Can we represent the boolean function of a truth table using only XOR and NOT? And if so, how can this be done? Is there any technique or algorithm?

Thanks

 

what is that function ?

 

I'd take a piece of paper and try and at first make clear: What is XOR and how does XOR work.

 

Can we represent the boolean function of a truth table using only XOR and NOT? And if so, how can this be done? Is there any technique or algorithm?

Thanks

Is the question asking if you can represent ANY boolean function using only XOR and NOT? Or is it asking about a SPECIFIC boolean function?

 

Is the question asking if you can represent ANY boolean function using only XOR and NOT? Or is it asking about a SPECIFIC boolean function?

It asks for a specific function:

A'B'C'+A'BC+AB'C'+AB'C

Where X' means negation of X and + means OR

 

It asks for a specific function:

That's good, because, in general, you can't code an arbitrary boolean function using only XOR (the NOT is extraneous because you CAN make a NOT out of an XOR).

What you need to do is try to rewrite your boolean function into combinations of the form (A'B+AB') or (AB+A'B'). The former is an XOR and the latter is an XNOR, which is an XOR with any odd number of inputs/outputs inverted.

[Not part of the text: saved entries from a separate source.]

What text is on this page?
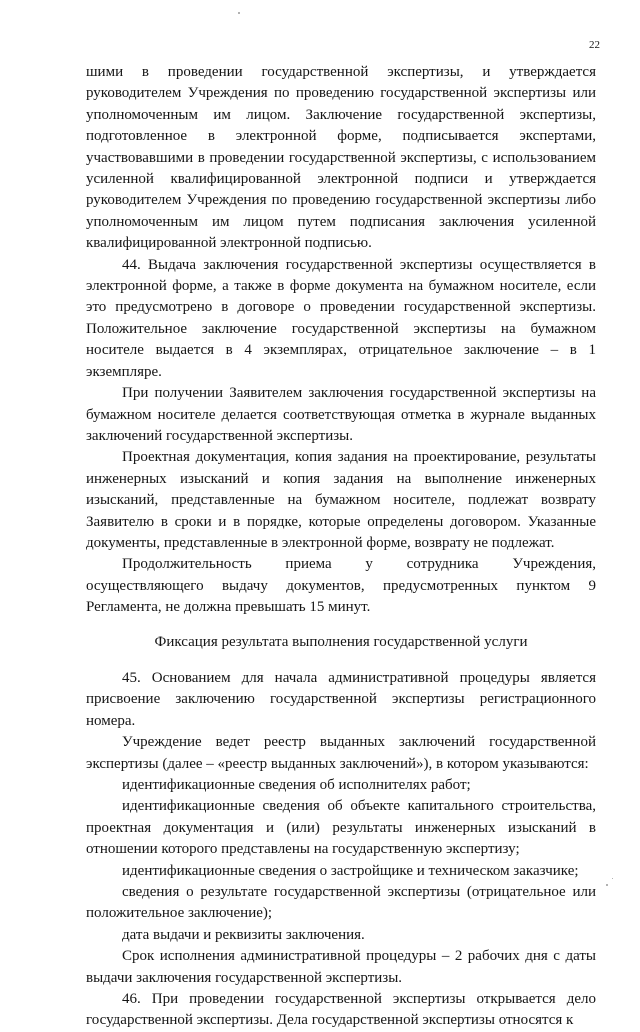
22

шими в проведении государственной экспертизы, и утверждается руководителем Учреждения по проведению государственной экспертизы или уполномоченным им лицом. Заключение государственной экспертизы, подготовленное в электронной форме, подписывается экспертами, участвовавшими в проведении государственной экспертизы, с использованием усиленной квалифицированной электронной подписи и утверждается руководителем Учреждения по проведению государственной экспертизы либо уполномоченным им лицом путем подписания заключения усиленной квалифицированной электронной подписью.

44. Выдача заключения государственной экспертизы осуществляется в электронной форме, а также в форме документа на бумажном носителе, если это предусмотрено в договоре о проведении государственной экспертизы. Положительное заключение государственной экспертизы на бумажном носителе выдается в 4 экземплярах, отрицательное заключение – в 1 экземпляре.

При получении Заявителем заключения государственной экспертизы на бумажном носителе делается соответствующая отметка в журнале выданных заключений государственной экспертизы.

Проектная документация, копия задания на проектирование, результаты инженерных изысканий и копия задания на выполнение инженерных изысканий, представленные на бумажном носителе, подлежат возврату Заявителю в сроки и в порядке, которые определены договором. Указанные документы, представленные в электронной форме, возврату не подлежат.

Продолжительность приема у сотрудника Учреждения, осуществляющего выдачу документов, предусмотренных пунктом 9 Регламента, не должна превышать 15 минут.

Фиксация результата выполнения государственной услуги

45. Основанием для начала административной процедуры является присвоение заключению государственной экспертизы регистрационного номера.

Учреждение ведет реестр выданных заключений государственной экспертизы (далее – «реестр выданных заключений»), в котором указываются:

идентификационные сведения об исполнителях работ;

идентификационные сведения об объекте капитального строительства, проектная документация и (или) результаты инженерных изысканий в отношении которого представлены на государственную экспертизу;

идентификационные сведения о застройщике и техническом заказчике;

сведения о результате государственной экспертизы (отрицательное или положительное заключение);

дата выдачи и реквизиты заключения.

Срок исполнения административной процедуры – 2 рабочих дня с даты выдачи заключения государственной экспертизы.

46. При проведении государственной экспертизы открывается дело государственной экспертизы. Дела государственной экспертизы относятся к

If you are familiar with Karnaugh maps, those can help you identify the XOR/XNOR relationships.

 

I have tried to find a solution. I have tried to use http://www.eetimes.com/design/programmable-logic/4015081/Logic-101--Part-3--Reed-Muller-Logic/
in order to find a checkboard pattern in order to solve it but I have not found something. Can you help me find if this problem has solution in order not to try without purpose? I give the full truth table of the function that should be written using only NOT and EXOR gates.

INPUTS OUTPUT
A B C | E
--------------------
0 0 0 1
0 0 1 0
0 1 0 0
0 1 1 1
1 0 0 1
1 0 1 1
1 1 0 0
1 1 1 0

What I have found is that the upper half table is B XNOR C (1) and the other
half A XOR B (2). But I can't find a way to tell if A=0 use function (1) else function (2).

 

I could be wrong, but I don't think that function can be done using XOR gates. I don't think there is the necessary antisymmetry across the mid line.

If it turns out that it can be done, please post the solution once you know it.

 

I could be wrong, but I don't think that function can be done using XOR gates. I don't think there is the necessary antisymmetry across the mid line.

If it turns out that it can be done, please post the solution once you know it.

This subject was given in the entry examination for the National School of Public Administration. So I do not have the answer. I asked some other contenstants and they told me that they could not find a solution. So I suspect it is wrong too. I was just trying to solve it in order to confirm this fact. After spending a day to solve it and considering your answer, I give up. Thanks for your help.

 

Maybe the expression was incorrectly stated and should have been:

A'B'C' + A'BC + ABC' + AB'C

 

I was wondering if it shouldn't have been:

A'B'C'+A'BC+AB'C'+AB'C'

MrChips caught a typo above. I meant:

A'B'C'+A'BC+AB'C'+ABC

Which would be

A'(B'C'+BC)+A(B'C'+BC)

A XOR (B XNOR C)

 

This subject was given in the entry examination for the National School of Public Administration. So I do not have the answer. I asked some other contenstants and they told me that they could not find a solution. So I suspect it is wrong too. I was just trying to solve it in order to confirm this fact. After spending a day to solve it and considering your answer, I give up. Thanks for your help.

National School of Public Administration?

What kind of school is this? What is meant by "Public Administration"? Here, that term generally refers to government bureaucrats of one ilk or another. A foundation in logic, of any sort, is generally not high on their list of core competencies. But I'm guessing that it has a broader meaning where you are.

 

I was wondering if it shouldn't have been:

A'B'C'+A'BC+AB'C'+AB'C'

You made a typo. Your last two terms are the same.

Here's my guess:

A'B'C'+A'BC+ABC'+AB'C

 

You made a typo. Your last two terms are the same.

Here's my guess:

A'B'C'+A'BC+ABC'+AB'C

Yep, sure did. Fixed it in the post above. Thanks!